To produce c_cpp_properties.json, you should try to configure C/C++ extension (you already have it installed, right?). To do that go to View -> Command Palette… and select C/C++:Edit Configurations (JSON). Issuing that command shall bring you to freshly created default .vscode/c_cpp_properties.json.

Excellent thank you!

Our team uses VS Code on Windows 10 to edit code, then we build it from the command line with the mos tool. I generally pipe the output to a text file which I can search for errors.
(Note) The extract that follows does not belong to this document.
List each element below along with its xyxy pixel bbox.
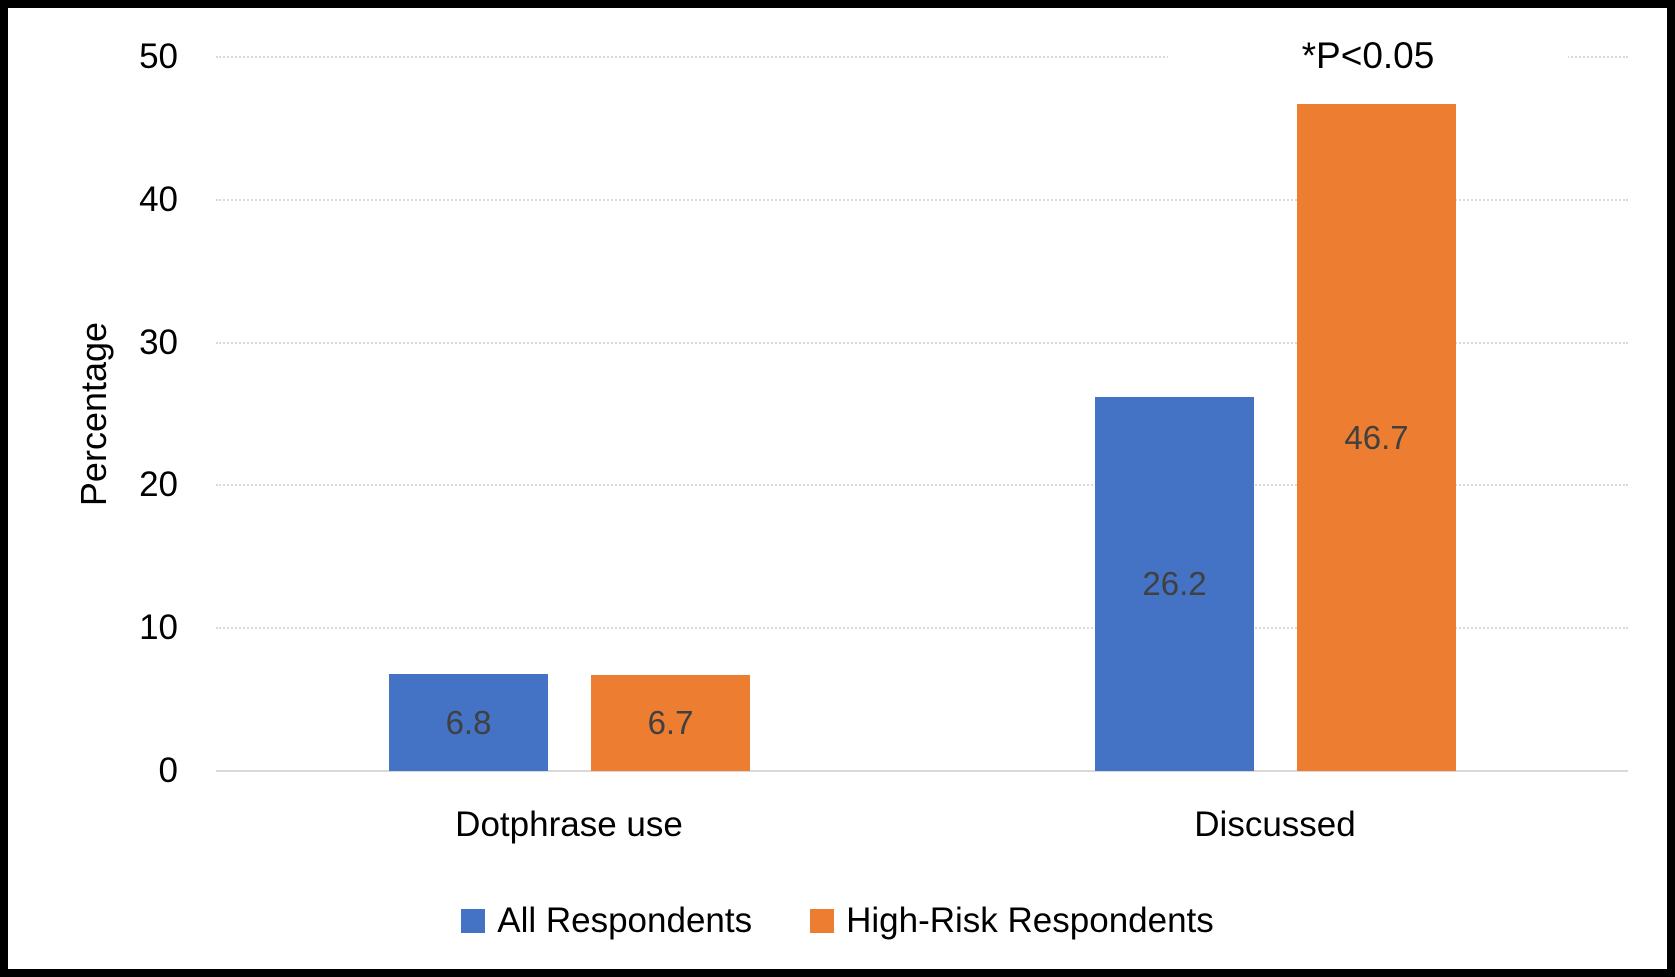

Builds for us take anywhere from 10 seconds to 20 minutes depending on how much of the system is being built, and whose computer is doing the build - in other words, it is fairly slow for us too.

Using a debugger would be nice; the first person on our team to work with it tried to get it running and his comment was “don’t bother trying because JTAG debugging on ESP32 doesn’t work well enough to be useful.” Maybe things are better or, if you are not using ESP32, maybe you won’t have any issues.

Well I’m using an ESP32, maybe someday Expressif will improve the JTAG. I won’t know for a few months, by boards (with the JTAG interface) are being fabbed in China and that virus has everything backed up.